Adotando um ritmo contemplativo, estudado, que em vários momentos quase ultrapassa o limite da autoindulgência (lembrando a obra do conterrâneo – e que considero cada vez mais insuportável – Apichatpong Weerasethakul), Nilthamrog evita a armadilha ao sempre manter o foco não exatamente nas ideias que quer discutir, mas nas sensações que busca despertar. Neste aspecto, Ponto de Fuga é uma experiência admirável, mergulhando o espectador numa narrativa que cria uma atmosfera onírica (por vezes lynchiana) e frequentemente assume a característica de angustiante pesadelo.
Recheado de planos que permanecem com o espectador muito depois do fim da projeção, o filme emprega os lentos travellings como gramática básica, apresentando a mise-en-scène de forma emblemática e inspirando o público a investigar não só sua plástica, mas seus significados – planos como aquele que traz um criminoso (com o rosto oculto por um capacete) “violentando” um imenso urso de pelúcia ou aquele que enfoca uma idosa diante da mata (e o design de som aqui se mostra fundamental ao ressaltar o terror subjacente às imagens).
Já em outros instantes, o diretor cria intromissões surpreendentes e bem-humoradas como, por exemplo, ao adotar uma montagem que subitamente atira na tela, sem qualquer aviso, um vídeo cafona de casamento/karaokê que, fedendo aos anos 80, invade a narrativa principal quando as letras da música passam a cobrir a ação.
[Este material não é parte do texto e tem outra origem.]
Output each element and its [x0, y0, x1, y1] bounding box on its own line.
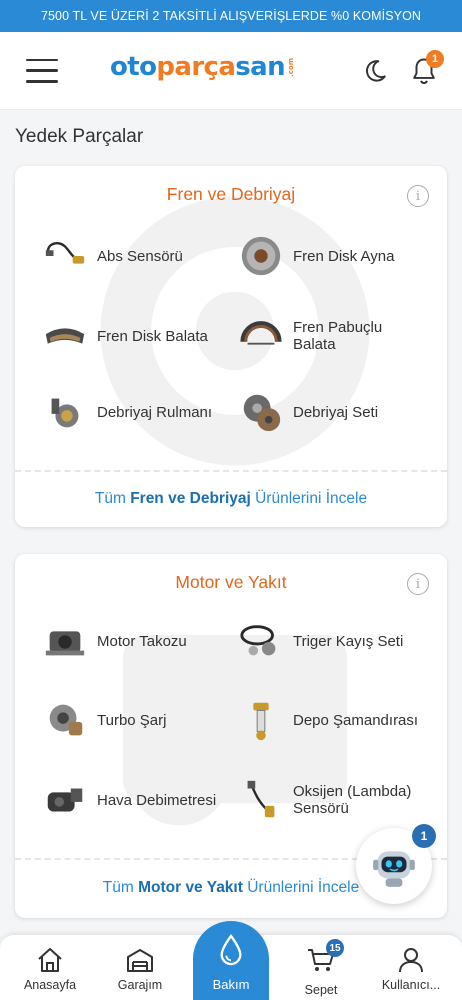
category-card-brake-clutch: Fren ve Debriyaj i Abs Sensörü Fren Disk…	[15, 166, 447, 527]
turbo-icon	[41, 696, 89, 744]
part-label: Turbo Şarj	[97, 711, 167, 729]
bottom-navigation: Anasayfa Garajım Bakım 15 Sepet Kullanıc…	[0, 921, 462, 1000]
brake-shoe-icon	[237, 312, 285, 360]
app-header: oto parça san .com 1	[0, 32, 462, 110]
footer-suffix: Ürünlerini İncele	[242, 879, 360, 896]
part-item-abs-sensor[interactable]: Abs Sensörü	[41, 232, 227, 280]
footer-suffix: Ürünlerini İncele	[250, 490, 368, 507]
part-item-brake-shoe[interactable]: Fren Pabuçlu Balata	[237, 312, 423, 360]
timing-belt-icon	[237, 617, 285, 665]
nav-user[interactable]: Kullanıcı...	[371, 945, 451, 992]
nav-care[interactable]: Bakım	[193, 921, 269, 1000]
part-label: Hava Debimetresi	[97, 791, 217, 809]
drop-icon	[220, 934, 242, 966]
part-item-oxygen-sensor[interactable]: Oksijen (Lambda) Sensörü	[237, 776, 423, 824]
promo-banner[interactable]: 7500 TL VE ÜZERİ 2 TAKSİTLİ ALIŞVERİŞLER…	[0, 0, 462, 32]
footer-prefix: Tüm	[94, 490, 131, 507]
logo-part-oto: oto	[110, 52, 157, 82]
info-icon[interactable]: i	[407, 185, 429, 207]
part-label: Triger Kayış Seti	[293, 632, 404, 650]
part-item-timing-belt[interactable]: Triger Kayış Seti	[237, 617, 423, 665]
part-item-fuel-sender[interactable]: Depo Şamandırası	[237, 696, 423, 744]
menu-icon[interactable]	[26, 58, 58, 83]
category-title: Fren ve Debriyaj	[166, 184, 296, 204]
nav-user-label: Kullanıcı...	[381, 978, 441, 992]
nav-cart-label: Sepet	[304, 983, 338, 997]
part-item-engine-mount[interactable]: Motor Takozu	[41, 617, 227, 665]
part-item-turbo[interactable]: Turbo Şarj	[41, 696, 227, 744]
part-label: Debriyaj Rulmanı	[97, 403, 213, 421]
part-item-clutch-kit[interactable]: Debriyaj Seti	[237, 388, 423, 436]
brake-disc-icon	[237, 232, 285, 280]
logo-suffix: .com	[287, 57, 296, 77]
logo-part-parca: parça	[156, 52, 236, 82]
logo-part-san: san	[235, 52, 286, 82]
part-item-brake-pad[interactable]: Fren Disk Balata	[41, 312, 227, 360]
nav-cart[interactable]: 15 Sepet	[281, 939, 361, 997]
nav-garage-label: Garajım	[117, 978, 163, 992]
brake-pad-icon	[41, 312, 89, 360]
part-label: Abs Sensörü	[97, 247, 183, 265]
part-label: Oksijen (Lambda) Sensörü	[293, 783, 412, 817]
part-label: Fren Disk Balata	[97, 327, 208, 345]
footer-prefix: Tüm	[102, 879, 139, 896]
part-item-clutch-bearing[interactable]: Debriyaj Rulmanı	[41, 388, 227, 436]
chat-badge: 1	[412, 824, 436, 848]
footer-category-name: Motor ve Yakıt	[138, 879, 243, 896]
part-label: Fren Disk Ayna	[293, 247, 395, 265]
part-label: Depo Şamandırası	[293, 711, 419, 729]
fuel-sender-icon	[237, 696, 285, 744]
oxygen-sensor-icon	[237, 776, 285, 824]
air-flow-meter-icon	[41, 776, 89, 824]
part-label: Debriyaj Seti	[293, 403, 379, 421]
chatbot-button[interactable]: 1	[356, 824, 436, 904]
site-logo[interactable]: oto parça san .com	[110, 52, 295, 82]
part-label: Motor Takozu	[97, 632, 187, 650]
notifications-button[interactable]: 1	[410, 50, 444, 86]
robot-icon	[373, 851, 415, 887]
clutch-bearing-icon	[41, 388, 89, 436]
nav-garage[interactable]: Garajım	[100, 945, 180, 992]
user-icon	[399, 948, 423, 973]
abs-sensor-icon	[41, 232, 89, 280]
category-title: Motor ve Yakıt	[175, 572, 287, 592]
view-all-brake-clutch-link[interactable]: Tüm Fren ve Debriyaj Ürünlerini İncele	[15, 490, 447, 508]
promo-text: 7500 TL VE ÜZERİ 2 TAKSİTLİ ALIŞVERİŞLER…	[40, 9, 422, 23]
nav-care-label: Bakım	[212, 977, 250, 992]
engine-mount-icon	[41, 617, 89, 665]
info-icon[interactable]: i	[407, 573, 429, 595]
card-divider	[15, 470, 447, 472]
footer-category-name: Fren ve Debriyaj	[130, 490, 251, 507]
part-item-air-flow-meter[interactable]: Hava Debimetresi	[41, 776, 227, 824]
part-item-brake-disc[interactable]: Fren Disk Ayna	[237, 232, 423, 280]
cart-badge: 15	[326, 939, 344, 957]
garage-icon	[127, 949, 153, 972]
clutch-kit-icon	[237, 388, 285, 436]
notification-badge: 1	[426, 50, 444, 68]
home-icon	[38, 948, 62, 972]
page-title: Yedek Parçalar	[15, 126, 144, 147]
nav-home-label: Anasayfa	[23, 978, 77, 992]
part-label: Fren Pabuçlu Balata	[293, 319, 383, 353]
nav-home[interactable]: Anasayfa	[10, 945, 90, 992]
dark-mode-icon[interactable]	[362, 58, 388, 84]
Já mais tarde, Nilthamrog sugere a chave de seu filme em um plano memorável no qual sua câmera percorre o ambiente enquanto um monge narra o sonho de natureza sexual que teve há algumas noites – algo que combina com a própria circularidade da narrativa, que se revela de forma trágica em dois momentos ao sugerir a identidade da menina desaparecida no início da projeção e ao retornar ao acidente que marcou a vida do realizador.
Contendo, ainda, um plano-sequência fabuloso que, depois de seguir um personagem por alguns minutos, subitamente passa a flutuar sobre o terreno acidentado que este percorre, Ponto de Fuga é o tipo de filme que ilustra muito bem a capacidade que o Cinema tem de levar o espectador a experimentar sentimentos mesmo que não esteja obrigatoriamente consciente da lógica interna da “trama” que está acompanhando.
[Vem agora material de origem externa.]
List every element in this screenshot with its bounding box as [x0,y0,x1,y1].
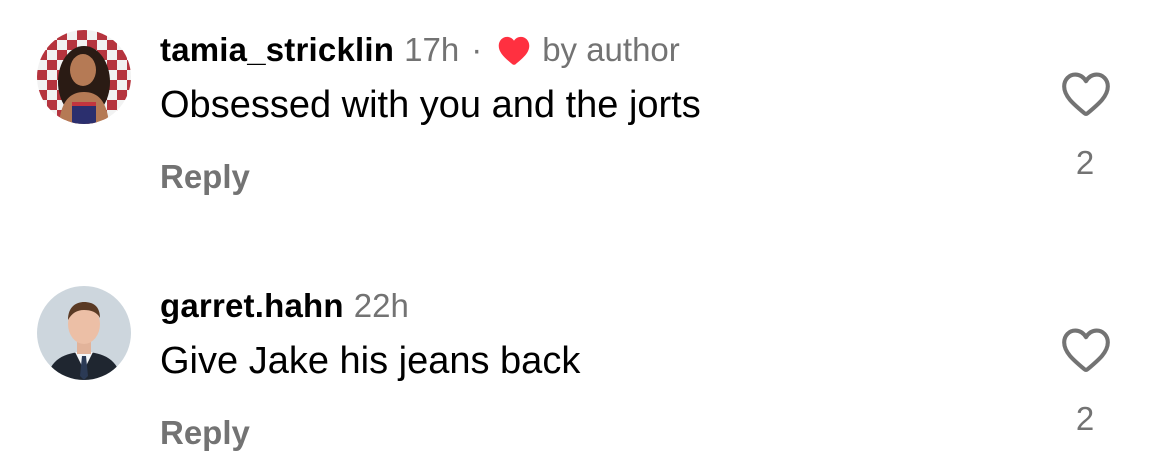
comment-item: tamia_stricklin 17h · by author Obsessed… [0,0,1170,220]
heart-outline-icon [1062,72,1110,116]
heart-filled-icon [496,34,532,66]
username[interactable]: garret.hahn [160,287,344,325]
username[interactable]: tamia_stricklin [160,31,394,69]
like-count: 2 [1075,144,1095,181]
comment-header: tamia_stricklin 17h · by author [160,30,680,70]
reply-button[interactable]: Reply [160,158,250,196]
avatar[interactable] [37,30,131,124]
like-count: 2 [1075,400,1095,437]
like-button[interactable] [1058,324,1114,374]
comment-item: garret.hahn 22h Give Jake his jeans back… [0,256,1170,476]
separator: · [471,31,483,68]
comment-text: Give Jake his jeans back [160,340,581,382]
comment-text: Obsessed with you and the jorts [160,84,701,126]
like-button[interactable] [1058,68,1114,118]
author-badge: by author [542,31,680,68]
avatar[interactable] [37,286,131,380]
reply-button[interactable]: Reply [160,414,250,452]
heart-outline-icon [1062,328,1110,372]
timestamp: 22h [353,287,409,324]
avatar-image [37,30,131,124]
comment-header: garret.hahn 22h [160,286,409,326]
timestamp: 17h [404,31,460,68]
avatar-image [37,286,131,380]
Aliás, sensação parecida – embora menos eficiente – desperta também o filme que vi a seguir, Paisagem com Várias Luas (Maastik mitme kuuga, 2014), dirigido pelo estoniano Jaan Toomik. Aqui, a sugestão de perda da razão é o mote principal da narrativa, que acompanha um homem cujo casamento em decadência dispara um mergulho na insanidade envolvendo lembranças e conversas imaginárias com ex-parceiras e situações surreais.
Assim, buscar uma lógica linear no longa de Toomik seria não só infrutífero como indício de não ter compreendido sua proposta. Por outro lado, justamente por saltar de uma “alucinação” a outra sem qualquer estrutura aparente, o filme pode representar uma experiência frustrante, mesmo que provoque reações divertidas justamente por sua abordagem hermética (e a sequência que encerra a projeção e envolve indivíduos com gigantescas cabeças de animais em um trem é um desfecho perfeito para a obra).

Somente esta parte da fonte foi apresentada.